After intensifying levels of political conflict surrounding a highly controversial business deal, Thaksin was
accused of corruption and abuse of power, and was subsequently ousted in a military coup in September
2006. He has since been in self-imposed exile, facing a two-year jail sentence if he returns to Thailand after
being convicted in absentia on a conflict-of-interest charge.
When elections were held 18 months after the coup, Thaksin's supporters returned his allies to power.
However, in November 2008, the Peoples' Alliance for Democracy (PAD) group, which wears yellow shirts
and opposes Thaksin, staged a weeklong sit-in at Bangkok's two airports, shutting down air traffic and
crippling the tourism industry. These protests, combined with a court decision to ban the ruling party, left
the Democrats in a position to form a coalition government.
In March and April 2009, supporters of Thaksin, who wear red shirts and whose formal name is the United
Front for Democracy (UDD), called for fresh protests in Bangkok in an attempt to overthrow the
government. As the army gathered, the Red Shirts called off their protest because they feared greater loss
of life. But the anger didn’t go away, and in March 2010 they called for renewed protests in Bangkok aimed
at toppling the government.
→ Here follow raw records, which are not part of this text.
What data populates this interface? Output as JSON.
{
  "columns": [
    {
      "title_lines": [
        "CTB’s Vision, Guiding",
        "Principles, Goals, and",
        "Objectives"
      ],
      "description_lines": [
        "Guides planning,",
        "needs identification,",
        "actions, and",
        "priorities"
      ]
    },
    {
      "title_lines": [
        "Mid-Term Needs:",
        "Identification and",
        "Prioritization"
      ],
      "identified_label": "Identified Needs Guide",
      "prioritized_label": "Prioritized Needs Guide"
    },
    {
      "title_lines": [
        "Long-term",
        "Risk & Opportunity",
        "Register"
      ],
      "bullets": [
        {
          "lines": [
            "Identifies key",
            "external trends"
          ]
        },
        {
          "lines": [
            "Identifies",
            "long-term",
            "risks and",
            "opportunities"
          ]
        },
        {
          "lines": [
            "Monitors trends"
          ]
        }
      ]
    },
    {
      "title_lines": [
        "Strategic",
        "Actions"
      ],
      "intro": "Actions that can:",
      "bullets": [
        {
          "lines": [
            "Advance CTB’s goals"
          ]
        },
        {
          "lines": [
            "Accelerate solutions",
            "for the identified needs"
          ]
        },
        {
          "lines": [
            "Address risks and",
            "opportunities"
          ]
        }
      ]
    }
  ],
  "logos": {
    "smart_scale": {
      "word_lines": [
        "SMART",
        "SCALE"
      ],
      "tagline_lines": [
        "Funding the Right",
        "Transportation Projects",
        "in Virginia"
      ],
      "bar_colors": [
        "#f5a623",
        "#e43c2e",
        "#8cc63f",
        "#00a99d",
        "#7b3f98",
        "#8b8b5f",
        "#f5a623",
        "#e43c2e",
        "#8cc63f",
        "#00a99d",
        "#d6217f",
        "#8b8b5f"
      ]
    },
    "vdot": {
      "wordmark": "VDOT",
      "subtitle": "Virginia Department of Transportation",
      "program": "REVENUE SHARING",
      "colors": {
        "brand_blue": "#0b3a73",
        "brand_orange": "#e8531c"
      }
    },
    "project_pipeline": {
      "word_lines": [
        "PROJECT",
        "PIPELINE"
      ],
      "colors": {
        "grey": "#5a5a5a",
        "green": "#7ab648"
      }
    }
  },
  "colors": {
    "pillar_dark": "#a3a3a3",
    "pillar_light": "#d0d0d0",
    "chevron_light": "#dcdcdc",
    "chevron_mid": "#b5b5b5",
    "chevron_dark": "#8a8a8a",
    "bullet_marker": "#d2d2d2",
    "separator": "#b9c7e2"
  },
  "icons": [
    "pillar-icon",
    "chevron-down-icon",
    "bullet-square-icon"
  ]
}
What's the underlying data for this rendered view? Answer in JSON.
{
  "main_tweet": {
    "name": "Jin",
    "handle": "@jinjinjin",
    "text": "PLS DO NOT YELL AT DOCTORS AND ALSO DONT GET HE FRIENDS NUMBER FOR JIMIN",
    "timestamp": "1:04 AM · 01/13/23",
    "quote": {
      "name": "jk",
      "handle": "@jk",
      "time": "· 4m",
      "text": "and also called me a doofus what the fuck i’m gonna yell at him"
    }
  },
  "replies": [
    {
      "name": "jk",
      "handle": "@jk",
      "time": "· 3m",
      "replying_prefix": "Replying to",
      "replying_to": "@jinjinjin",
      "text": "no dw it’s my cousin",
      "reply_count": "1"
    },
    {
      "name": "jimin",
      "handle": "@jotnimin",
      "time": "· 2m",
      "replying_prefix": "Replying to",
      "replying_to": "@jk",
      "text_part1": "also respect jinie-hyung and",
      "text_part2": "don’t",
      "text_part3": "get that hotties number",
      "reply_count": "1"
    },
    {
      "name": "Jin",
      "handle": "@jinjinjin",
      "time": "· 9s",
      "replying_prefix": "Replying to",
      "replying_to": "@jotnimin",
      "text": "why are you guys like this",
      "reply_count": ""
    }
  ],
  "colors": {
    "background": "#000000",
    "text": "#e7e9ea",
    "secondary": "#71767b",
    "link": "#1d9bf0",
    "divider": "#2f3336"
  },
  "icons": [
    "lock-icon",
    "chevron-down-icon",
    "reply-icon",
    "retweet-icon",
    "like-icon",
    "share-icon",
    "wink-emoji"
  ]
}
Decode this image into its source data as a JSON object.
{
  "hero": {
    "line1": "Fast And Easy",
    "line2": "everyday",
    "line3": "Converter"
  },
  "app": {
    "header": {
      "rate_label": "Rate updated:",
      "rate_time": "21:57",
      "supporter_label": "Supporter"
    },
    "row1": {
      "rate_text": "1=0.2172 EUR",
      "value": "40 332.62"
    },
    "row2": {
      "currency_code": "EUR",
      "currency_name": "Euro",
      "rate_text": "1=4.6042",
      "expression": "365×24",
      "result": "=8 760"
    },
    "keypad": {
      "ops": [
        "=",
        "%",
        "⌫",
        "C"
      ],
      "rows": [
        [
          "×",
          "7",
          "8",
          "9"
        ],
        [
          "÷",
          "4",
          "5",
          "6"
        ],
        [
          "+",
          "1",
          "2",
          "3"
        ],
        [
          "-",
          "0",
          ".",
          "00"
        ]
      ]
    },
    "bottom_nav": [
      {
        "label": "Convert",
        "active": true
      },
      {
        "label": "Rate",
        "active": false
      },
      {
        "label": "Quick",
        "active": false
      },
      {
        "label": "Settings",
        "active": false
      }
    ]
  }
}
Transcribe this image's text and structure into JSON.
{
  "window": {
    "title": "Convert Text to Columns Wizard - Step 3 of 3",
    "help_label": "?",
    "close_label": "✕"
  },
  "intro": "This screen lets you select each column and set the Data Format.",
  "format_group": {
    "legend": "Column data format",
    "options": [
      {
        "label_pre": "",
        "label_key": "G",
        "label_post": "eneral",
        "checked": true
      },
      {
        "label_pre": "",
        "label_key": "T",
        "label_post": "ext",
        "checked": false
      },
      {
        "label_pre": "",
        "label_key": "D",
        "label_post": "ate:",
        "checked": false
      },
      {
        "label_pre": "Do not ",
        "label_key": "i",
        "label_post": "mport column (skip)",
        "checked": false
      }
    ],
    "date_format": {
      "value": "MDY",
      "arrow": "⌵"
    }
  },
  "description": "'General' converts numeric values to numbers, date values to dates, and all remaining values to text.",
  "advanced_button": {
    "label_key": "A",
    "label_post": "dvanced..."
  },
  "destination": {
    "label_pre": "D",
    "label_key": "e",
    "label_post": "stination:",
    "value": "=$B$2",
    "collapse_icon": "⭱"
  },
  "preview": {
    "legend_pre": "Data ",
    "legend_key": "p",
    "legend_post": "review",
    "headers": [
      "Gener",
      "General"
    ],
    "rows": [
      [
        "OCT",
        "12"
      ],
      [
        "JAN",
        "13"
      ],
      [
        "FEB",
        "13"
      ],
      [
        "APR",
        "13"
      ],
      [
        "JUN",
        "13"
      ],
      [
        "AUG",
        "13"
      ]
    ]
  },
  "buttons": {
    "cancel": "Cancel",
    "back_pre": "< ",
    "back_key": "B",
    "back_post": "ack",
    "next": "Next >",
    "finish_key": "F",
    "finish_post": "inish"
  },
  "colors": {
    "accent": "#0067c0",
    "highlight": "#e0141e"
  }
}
The protests ended in May with a military crackdown, which left at least 88
people dead.
The Puea Thai party supporting the Thaksin cause won the general election in July 2011. The elections were
peaceful, and the military accepted the victory, allowing Yingluck Shinawatra (Thaksin’s sister) to form a
government and begin a four-year term as the prime minister. However, in November 2013 the
government tried to pass an amnesty bill that would have allowed self-exiled Thaksin to return to Thailand.
The bill was rejected, but it sparked mass protests. The prime minister called an election in February 2014,
18 months ahead of schedule. The election took place but was then declared invalid.
The army seized control again in May 2014, with this coup subsequently gaining the king’s support. In
August 2016, a referendum on a new constitution was passed. This tilted the balance of power towards the
pro-military (junta) party because 250 seats in the Senate are appointed from the Royal Thai Military. In
March 2019, after several delays, Thailand held its first general election since the military coup. The pro-
military Palang Pracharath Party (PPRP), led by incumbent Prime Minister Prayut Chan-o-cha, won the
election with a slim majority in the lower house.